I looked at the ultrasound and thought what a slap in the face it is that ultrasounds can be used to deliver both good news and heartache. It was an ultrasound that first informed me that I had lost my first pregnancy. Other ultrasounds allowed me to see healthy, growing baby boys. And this very wand would detect a tumor and then, a year later, lose track of it.

“One act of thanksgiving made when things go wrong is worth a thousand when things go well.” – John the Cross as quoted by Madeleine L’Engle in “Walking on Water,” 156.

Back in my car, my head throbbed. My heart ached despite the best news I could have gotten today, and for that news, I am so thankful. I’m grateful for my doctor and tech with wonderful bedside manner. I can only imagine them having to sit alongside women going through so much more than I’ve had to go through, reassuring women with much bigger fears and problems than I have. But they also made me feel as if my concern was not insignificant. It wasn’t unnoticed. And it was unfair and worrisome. It’s my burden to deal with, but ultimately it’s not my burden to carry.
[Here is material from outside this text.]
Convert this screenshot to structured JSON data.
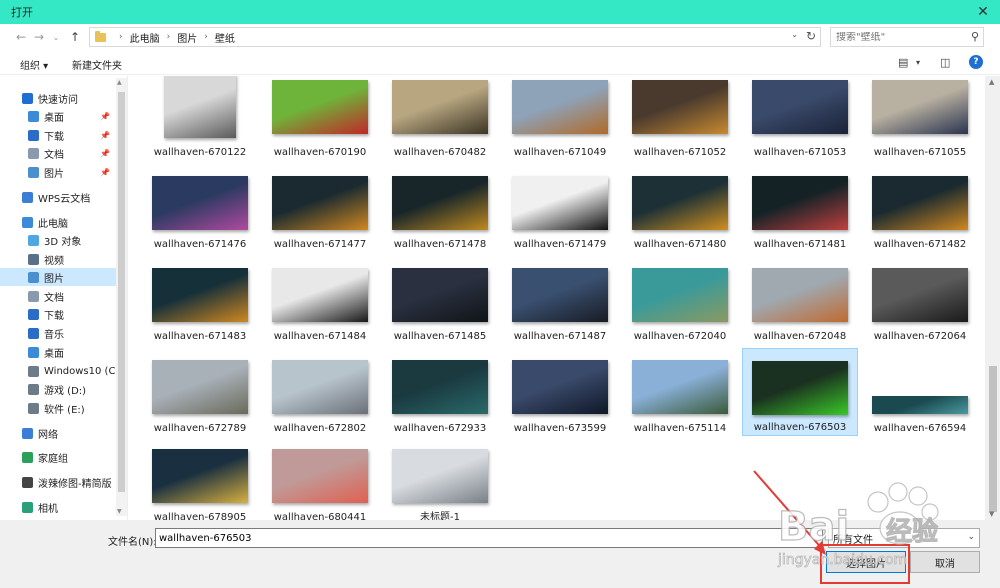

It has always, always been God’s burden. It was there in God’s hands before I ever noticed it. and He will keep his hand on it even when technology can’t find it.

In an hour, it was all over. Suddenly, I’m desperate to get home to coffee and warmth and to get out of this cold December rain. Carrying an umbrella through the cancer center parking lot on the way in felt ridiculous; raindrops were the least of my concerns. But gripping that umbrella was within the realm of my control when everything else was not.

Today I expected to wake up and wrap presents all day. Instead, I spent the morning in much-needed prayer, filled with both worship and worry. I overheard my six-year-old explaining to my four-year-old why I had to go to the hospital this morning, that I have bumps near my milk that I have to get checked. That was the best way I could explain it to him so that he wouldn’t worry but also know that this was something important for mommy to get checked out, so that one day when he’s a dad, he can support his wife if she ever has to go through this. Or hold his own daughter’s hand and let her know that she’s not alone even when it feels that way. That God is always with her and that she is always, always prayed over. God will hold onto our worries until we are ready to release them completely.